Managing permissions on datasets that use external metastores - AWS Lake Formation

Managing permissions on datasets that use external metastores

With AWS Glue Data Catalog metadata federation (Data Catalog federation), you can connect the Data Catalog to external metastores that store metadata for your Amazon S3 data, and securely manage data access permissions using AWS Lake Formation. You don't have to migrate the metadata from the external metastore into the Data Catalog.

The Data Catalog provides a centralized metadata repository that makes managing and discovering data across disparate systems easier. When your organization manages data in the Data Catalog, you can use AWS Lake Formation to control access to your datasets in Amazon S3.

Note

Currently, we support only Apache Hive (version 3 and above) metastore federation.

To set up Data Catalog federation, we provide an AWS Serverless Application Model (AWS SAM) application called GlueDataCatalogFederation-HiveMetastore in the AWS Serverless Application Repository.

The reference implementation is provided on GitHub as an open source project at AWS Glue Data Catalog Federation - Hive Metastore.

The AWS SAM application creates and deploys the following resources that are required for connecting the Data Catalog to the Hive metastore:

  • An AWS Lambda function – Hosts the implementation of the federation service that communicates between the Data Catalog and the Hive metastore.

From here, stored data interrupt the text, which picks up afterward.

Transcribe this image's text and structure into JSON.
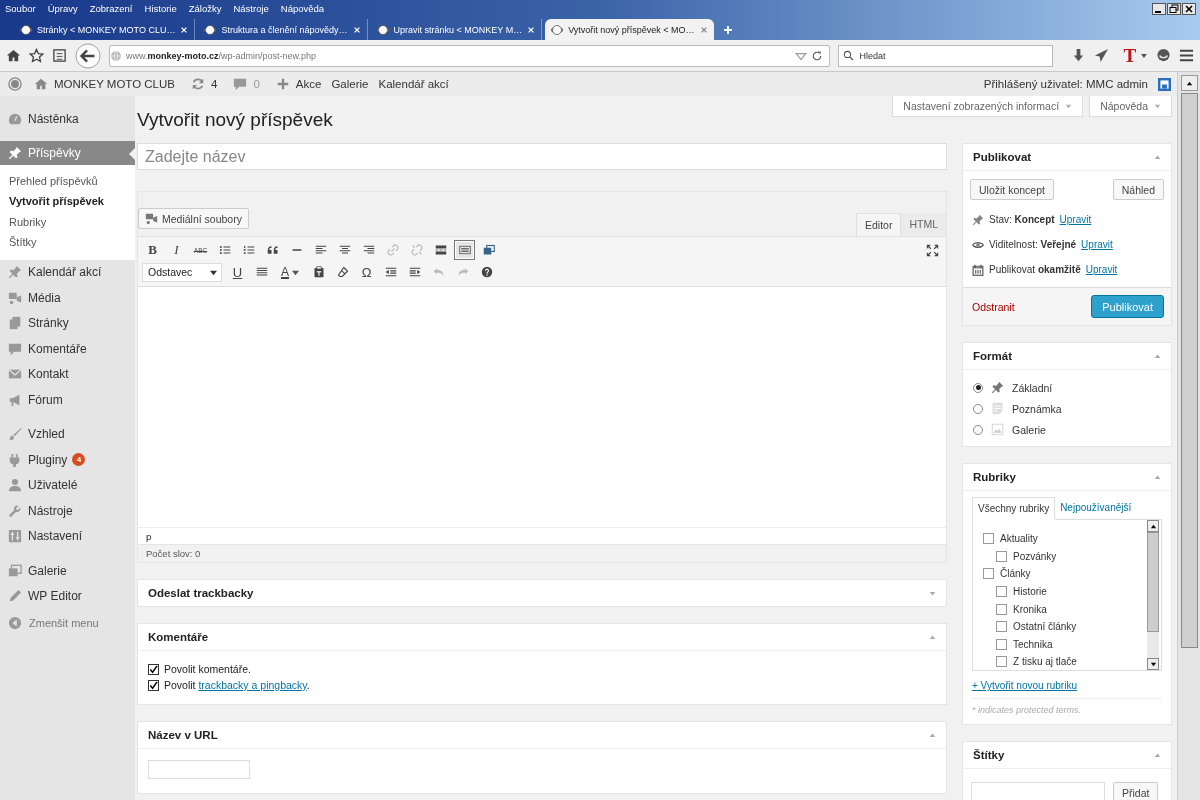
{
  "menu_bar": [
    "Soubor",
    "Úpravy",
    "Zobrazení",
    "Historie",
    "Záložky",
    "Nástroje",
    "Nápověda"
  ],
  "browser_tabs": [
    {
      "title": "Stránky < MONKEY MOTO CLU…",
      "selected": false
    },
    {
      "title": "Struktura a členění nápovědy…",
      "selected": false
    },
    {
      "title": "Upravit stránku < MONKEY M…",
      "selected": false
    },
    {
      "title": "Vytvořit nový příspěvek < MO…",
      "selected": true
    }
  ],
  "address_bar": {
    "url": "www.**monkey-moto.cz**/wp-admin/post-new.php"
  },
  "search_field": {
    "placeholder": "Hledat"
  },
  "addon_letter": "T",
  "admin_bar": {
    "site": "MONKEY MOTO CLUB",
    "updates": "4",
    "comments": "0",
    "new_label": "Akce",
    "links": [
      "Galerie",
      "Kalendář akcí"
    ],
    "account": "Přihlášený uživatel: MMC admin"
  },
  "screen_options": [
    "Nastavení zobrazených informací",
    "Nápověda"
  ],
  "sidebar": {
    "groups": [
      {
        "items": [
          {
            "label": "Nástěnka",
            "kind": "dashboard",
            "selected": false
          }
        ]
      },
      {
        "items": [
          {
            "label": "Příspěvky",
            "kind": "pin",
            "selected": true,
            "submenu": [
              {
                "label": "Přehled příspěvků",
                "selected": false
              },
              {
                "label": "Vytvořit příspěvek",
                "selected": true
              },
              {
                "label": "Rubriky",
                "selected": false
              },
              {
                "label": "Štítky",
                "selected": false
              }
            ]
          },
          {
            "label": "Kalendář akcí",
            "kind": "pin",
            "selected": false
          },
          {
            "label": "Média",
            "kind": "media",
            "selected": false
          },
          {
            "label": "Stránky",
            "kind": "pages",
            "selected": false
          },
          {
            "label": "Komentáře",
            "kind": "comment",
            "selected": false
          },
          {
            "label": "Kontakt",
            "kind": "mail",
            "selected": false
          },
          {
            "label": "Fórum",
            "kind": "megaphone",
            "selected": false
          }
        ]
      },
      {
        "items": [
          {
            "label": "Vzhled",
            "kind": "brush",
            "selected": false
          },
          {
            "label": "Pluginy",
            "kind": "plug",
            "selected": false,
            "badge": "4"
          },
          {
            "label": "Uživatelé",
            "kind": "user",
            "selected": false
          },
          {
            "label": "Nástroje",
            "kind": "wrench",
            "selected": false
          },
          {
            "label": "Nastavení",
            "kind": "settings",
            "selected": false
          }
        ]
      },
      {
        "items": [
          {
            "label": "Galerie",
            "kind": "gallery",
            "selected": false
          },
          {
            "label": "WP Editor",
            "kind": "pencil",
            "selected": false
          }
        ]
      }
    ],
    "collapse": "Zmenšit menu"
  },
  "page_title": "Vytvořit nový příspěvek",
  "title_field": {
    "placeholder": "Zadejte název"
  },
  "editor": {
    "media_button": "Mediální soubory",
    "modes": [
      {
        "label": "Editor",
        "selected": true
      },
      {
        "label": "HTML",
        "selected": false
      }
    ],
    "toolbar_rows": [
      [
        {
          "kind": "bold",
          "label": "B",
          "disabled": false,
          "pressed": false
        },
        {
          "kind": "italic",
          "label": "I",
          "disabled": false,
          "pressed": false
        },
        {
          "kind": "strikethrough",
          "label": "ABC",
          "disabled": false,
          "pressed": false
        },
        {
          "kind": "bullet-list",
          "disabled": false,
          "pressed": false
        },
        {
          "kind": "numbered-list",
          "disabled": false,
          "pressed": false
        },
        {
          "kind": "quote",
          "disabled": false,
          "pressed": false
        },
        {
          "kind": "horizontal-line",
          "disabled": false,
          "pressed": false
        },
        {
          "kind": "align-left",
          "disabled": false,
          "pressed": false
        },
        {
          "kind": "align-center",
          "disabled": false,
          "pressed": false
        },
        {
          "kind": "align-right",
          "disabled": false,
          "pressed": false
        },
        {
          "kind": "link",
          "disabled": true,
          "pressed": false
        },
        {
          "kind": "unlink",
          "disabled": true,
          "pressed": false
        },
        {
          "kind": "read-more",
          "disabled": false,
          "pressed": false
        },
        {
          "kind": "toolbar-toggle",
          "disabled": false,
          "pressed": true
        },
        {
          "kind": "add-media",
          "disabled": false,
          "pressed": false
        }
      ],
      [
        {
          "kind": "format-select",
          "label": "Odstavec"
        },
        {
          "kind": "underline",
          "label": "U",
          "disabled": false,
          "pressed": false
        },
        {
          "kind": "justify",
          "disabled": false,
          "pressed": false
        },
        {
          "kind": "text-color",
          "label": "A",
          "disabled": false,
          "pressed": false
        },
        {
          "kind": "paste-text",
          "disabled": false,
          "pressed": false
        },
        {
          "kind": "eraser",
          "disabled": false,
          "pressed": false
        },
        {
          "kind": "special-character",
          "label": "Ω",
          "disabled": false,
          "pressed": false
        },
        {
          "kind": "outdent",
          "disabled": false,
          "pressed": false
        },
        {
          "kind": "indent",
          "disabled": false,
          "pressed": false
        },
        {
          "kind": "undo",
          "disabled": true,
          "pressed": false
        },
        {
          "kind": "redo",
          "disabled": true,
          "pressed": false
        },
        {
          "kind": "help",
          "disabled": false,
          "pressed": false
        }
      ]
    ],
    "path": "p",
    "word_count": "Počet slov: 0"
  },
  "main_boxes": [
    {
      "title": "Odeslat trackbacky",
      "expanded": false
    },
    {
      "title": "Komentáře",
      "expanded": true,
      "kind": "checks",
      "options": [
        {
          "text": "Povolit komentáře.",
          "checked": true
        },
        {
          "text": "Povolit ",
          "link": "trackbacky a pingbacky",
          "after": ".",
          "checked": true
        }
      ]
    },
    {
      "title": "Název v URL",
      "expanded": true,
      "kind": "input"
    }
  ],
  "publish_box": {
    "title": "Publikovat",
    "expanded": true,
    "save_button": "Uložit koncept",
    "preview_button": "Náhled",
    "rows": [
      {
        "kind": "pin",
        "text": "Stav: **Koncept**",
        "link": "Upravit"
      },
      {
        "kind": "eye",
        "text": "Viditelnost: **Veřejné**",
        "link": "Upravit"
      },
      {
        "kind": "calendar",
        "text": "Publikovat **okamžitě**",
        "link": "Upravit"
      }
    ],
    "delete_link": "Odstranit",
    "publish_button": "Publikovat"
  },
  "format_box": {
    "title": "Formát",
    "expanded": true,
    "options": [
      {
        "label": "Základní",
        "kind": "pin",
        "selected": true
      },
      {
        "label": "Poznámka",
        "kind": "note",
        "selected": false
      },
      {
        "label": "Galerie",
        "kind": "image",
        "selected": false
      }
    ]
  },
  "categories_box": {
    "title": "Rubriky",
    "expanded": true,
    "tabs": [
      {
        "label": "Všechny rubriky",
        "selected": true
      },
      {
        "label": "Nejpoužívanější",
        "selected": false
      }
    ],
    "categories": [
      {
        "label": "Aktuality",
        "checked": false,
        "children": [
          {
            "label": "Pozvánky",
            "checked": false
          }
        ]
      },
      {
        "label": "Články",
        "checked": false,
        "children": [
          {
            "label": "Historie",
            "checked": false
          },
          {
            "label": "Kronika",
            "checked": false
          },
          {
            "label": "Ostatní články",
            "checked": false
          },
          {
            "label": "Technika",
            "checked": false
          },
          {
            "label": "Z tisku aj tlače",
            "checked": false
          }
        ]
      }
    ],
    "add_link": "+ Vytvořit novou rubriku",
    "note": "* indicates protected terms."
  },
  "tags_box": {
    "title": "Štítky",
    "expanded": true,
    "add_button": "Přidat"
  }
}
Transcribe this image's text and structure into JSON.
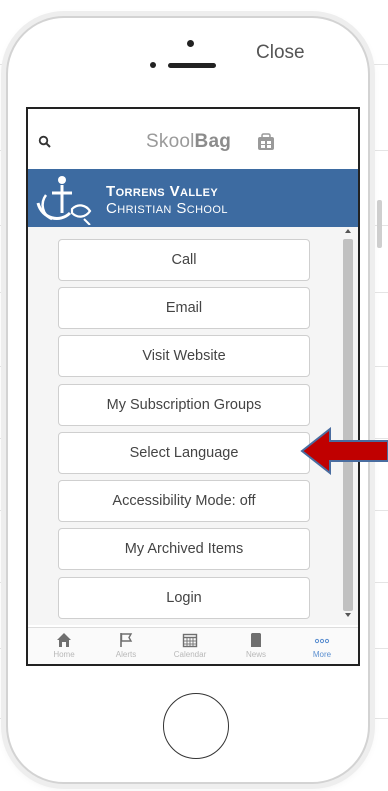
{
  "window": {
    "close_label": "Close"
  },
  "header": {
    "logo_light": "Skool",
    "logo_bold": "Bag"
  },
  "school": {
    "name_line1": "Torrens Valley",
    "name_line2": "Christian School"
  },
  "menu": {
    "items": [
      {
        "label": "Call"
      },
      {
        "label": "Email"
      },
      {
        "label": "Visit Website"
      },
      {
        "label": "My Subscription Groups"
      },
      {
        "label": "Select Language"
      },
      {
        "label": "Accessibility Mode: off"
      },
      {
        "label": "My Archived Items"
      },
      {
        "label": "Login"
      }
    ]
  },
  "tabs": [
    {
      "label": "Home",
      "icon": "home-icon"
    },
    {
      "label": "Alerts",
      "icon": "flag-icon"
    },
    {
      "label": "Calendar",
      "icon": "calendar-icon"
    },
    {
      "label": "News",
      "icon": "news-icon"
    },
    {
      "label": "More",
      "icon": "more-icon",
      "active": true
    }
  ],
  "colors": {
    "banner": "#3d6ba1",
    "arrow": "#c00000",
    "active_tab": "#5b8fd0"
  }
}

AWS Glue invokes this Lambda function to retrieve metadata objects from the Hive metastore.

  • Amazon API Gateway – The connection endpoint for your Hive metastore that acts as a proxy to route all invocations to the Lambda function.

  • An IAM role – A role with necessary permissions to create the connection between the Data Catalog and the Hive metastore.

  • AWS Glue connection – An Amazon API Gateway type of AWS Glue connection that stores the Amazon API Gateway endpoint and an IAM role to invoke it.

When you query tables, the AWS Glue service makes a runtime call to the Hive metastore and fetches the metadata. The Lambda function acts as a translator between the Hive metastore and Data Catalog.

After establishing the connection, in order to sync the metadata in the Hive metastore with the Data Catalog, you need to create a federated database in the Data Catalog using the Hive metastore connection details, and map this database to the Hive database. A database is referred as a federated database when it points to an entity outside the Data Catalog.

You can apply Lake Formation permissions using tag-based access control and the named resource method on the federated database, and share it across multiple AWS accounts, AWS Organizations, and organizational units (OUs). You can also share the federated database directly with IAM principals from another account.

You can define fine-grained permissions at column level, row level, and cell level using Lake Formation data filters on the external Hive tables. You can use Amazon Athena, Amazon Redshift, or Amazon EMR to query the Lake Formation managed external Hive tables.

For more information on cross-account data sharing and data filtering, see:

Data Catalog metadata federation high-level steps
  1. You create IAM users and roles that have appropriate permissions to deploy the AWS SAM application and to create federated databases.

  2. You register the Amazon S3 data location with Lake Formation by selecting the Enable Data Catalog federation option for datasets that use an external Hive metastore.

  3. You configure the AWS SAM application settings (AWS Glue connection name, URL to the Hive metastore, and Lambda function parameters) and deploy the AWS SAM application.

  4. The AWS SAM application deploys the resources that are required to connect the external Hive metastore with the Data Catalog.

  5. To apply Lake Formation permissions on the Hive database and tables, you create a database in the Data Catalog using the Hive metastore connection details, and map this database to the Hive database.

  6. Grant permissions on the federated databases to principals in your account or in another account.

Note

You can connect the Data Catalog to an external Hive mestastore, create federated databases, and run queries and ETL scripts on Hive databases and tables without applying Lake Formation permissions. For source data in Amazon S3 that isn't registered with Lake Formation, access is determined by IAM permissions policies for Amazon S3 and AWS Glue actions.

For limitations, see Hive metadata store data sharing considerations and limitations.

Workflow

The following diagram shows the workflow for connecting the AWS Glue Data Catalog to an external Hive metastore.

  1. A principal submits a query using an integrated service such as Athena or Redshift Spectrum.

  2. The integrated service makes a call to the Data Catalog for the metadata, which in turn calls the Hive metastore endpoint available behind Amazon API Gateway, and receives responses to metadata requests.

  3. The integrated service sends the request to Lake Formation to verify table information and credentials to access the table.

  4. Lake Formation authorizes the request and vends temporary credentials to the integrated application, which allows data access.

  5. Using the temporary credentials received from Lake Formation, the integrated service reads the data from Amazon S3, and shares the results to the principal.